Let $(-\Delta_p)^s$ is the fractional $p$-Laplace operator defined in the usual principal value sense. In the local case, $s=1$, the p-Laplace operator is rotationally invariant under an orthogonal map. Does the same hold for the fractional p-Laplacian?
I meant the following definition:
$$ (-\Delta_p)^s u(x)=\lim_{\epsilon\to 0}\int_{\mathbb{R}^n\setminus B_{\epsilon}(x)}\frac{|u(x)-u(y)|^{p-2}(u(x)-u(y))}{|x-y|^{n+ps}}\,\,\mathrm{d}y, $$ where $0<s<1<p<\infty$.
As @F_M_ mentions in the comments, it is. Here is a proof that doesn't require the fourier transform. Let $\mathcal O$ be an orthogonal matrix and $v(x)=u(\mathcal O x)$. Then to show $(-\Delta_p)^s $ is rotationally invariant, we must prove that $(-\Delta_p)^s v(x) = (-\Delta_p)^su(\mathcal Ox)$.

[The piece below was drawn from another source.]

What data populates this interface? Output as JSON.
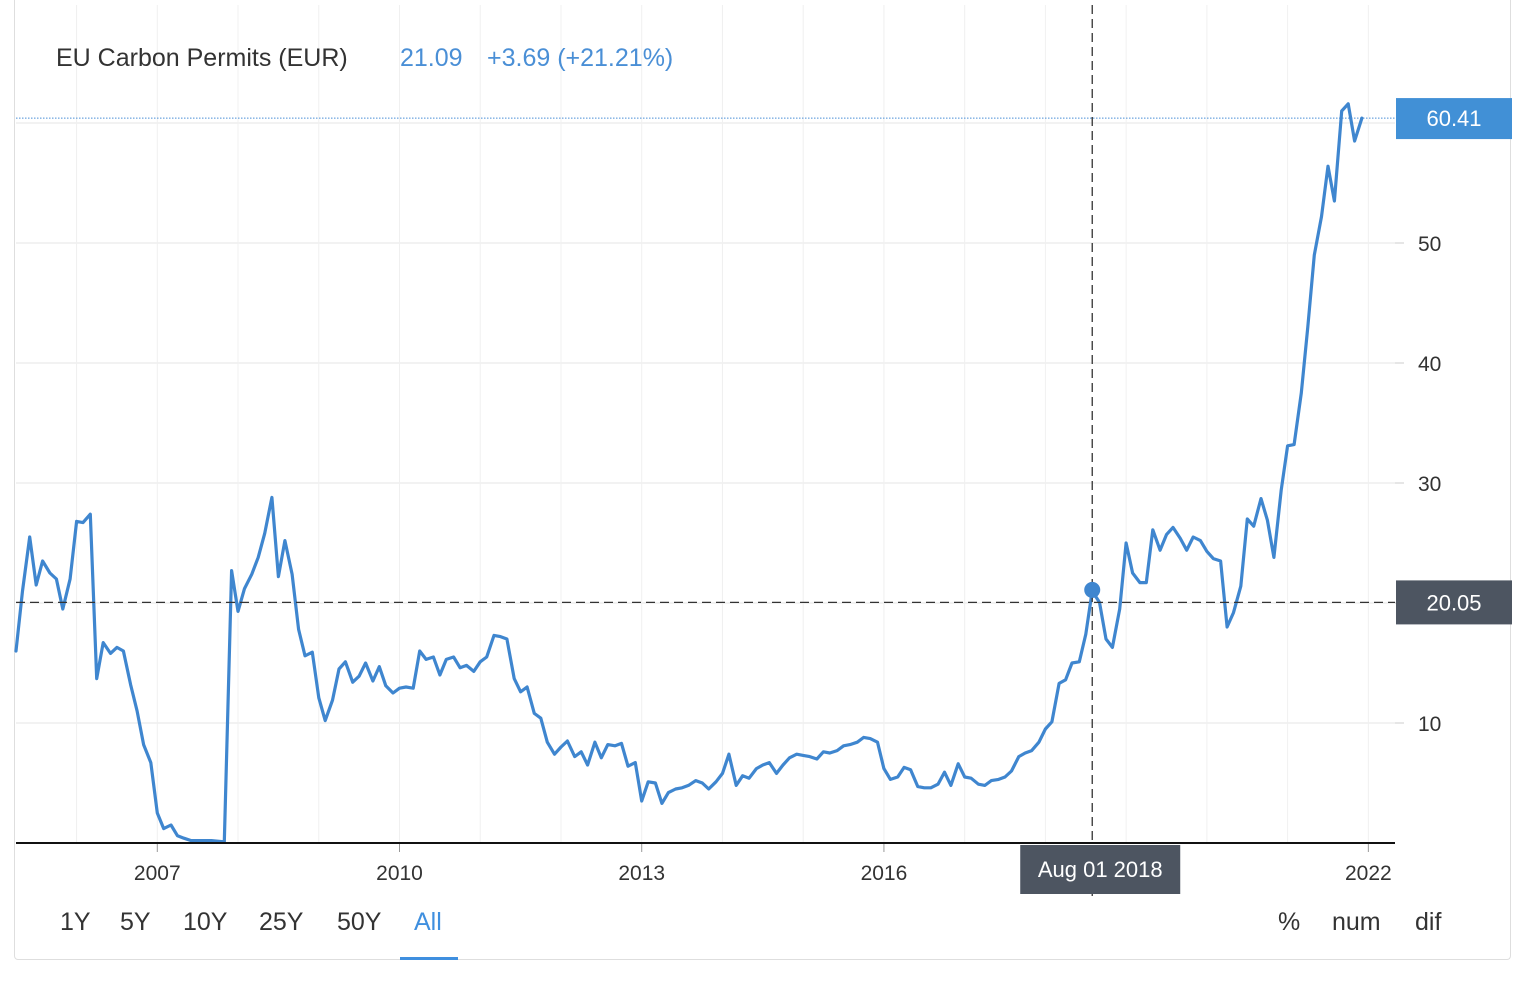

By definition, \begin{align*} (-\Delta_p)^s v(x) &= \lim_{\varepsilon \to 0^+} \int_{\mathbb R^n \setminus B_\varepsilon (x)} \frac{\vert v(x)-v(y)\vert^{p-2} (v(x)-v(y))}{\vert x-y \vert^{n+ps}} \, dy \\ &= \lim_{\varepsilon \to 0^+} \int_{\mathbb R^n \setminus B_\varepsilon (x)} \frac{\vert u(\mathcal O x)-u(\mathcal O y)\vert^{p-2} (u(\mathcal O x)-u(\mathcal O y))}{\vert x-y \vert^{n+ps}} \, dy. \end{align*} Since $\mathcal O :\mathbb R^n \to \mathbb R^n$ is an isometry, $\vert x-y \vert= \vert\mathcal O x-\mathcal Oy \vert$, so $$(-\Delta_p)^s v(x) =\lim_{\varepsilon \to 0^+} \int_{\mathbb R^n \setminus B_\varepsilon (x)} \frac{\vert u(\mathcal O x)-u(\mathcal O y)\vert^{p-2} (u(\mathcal O x)-u(\mathcal O y))}{\vert\mathcal O x-\mathcal Oy \vert^{n+ps}} \, dy. $$ Making the change of variables $z=\mathcal O y $, noting that the Jacobian is $ \vert \partial y / \partial z\vert = \vert \det \mathcal O \vert =1 $, we have that \begin{align*} (-\Delta_p)^s v(x) &=\lim_{\varepsilon \to 0^+} \int_{\mathbb R^n \setminus B_\varepsilon (\mathcal O x)} \frac{\vert u(\mathcal O x)-u(\mathcal z)\vert^{p-2} (u(\mathcal O x)-u(\mathcal z))}{\vert\mathcal O x-\mathcal z \vert^{n+ps}} \, dz =(-\Delta_p)^s u(\mathcal O x) \end{align*} as required.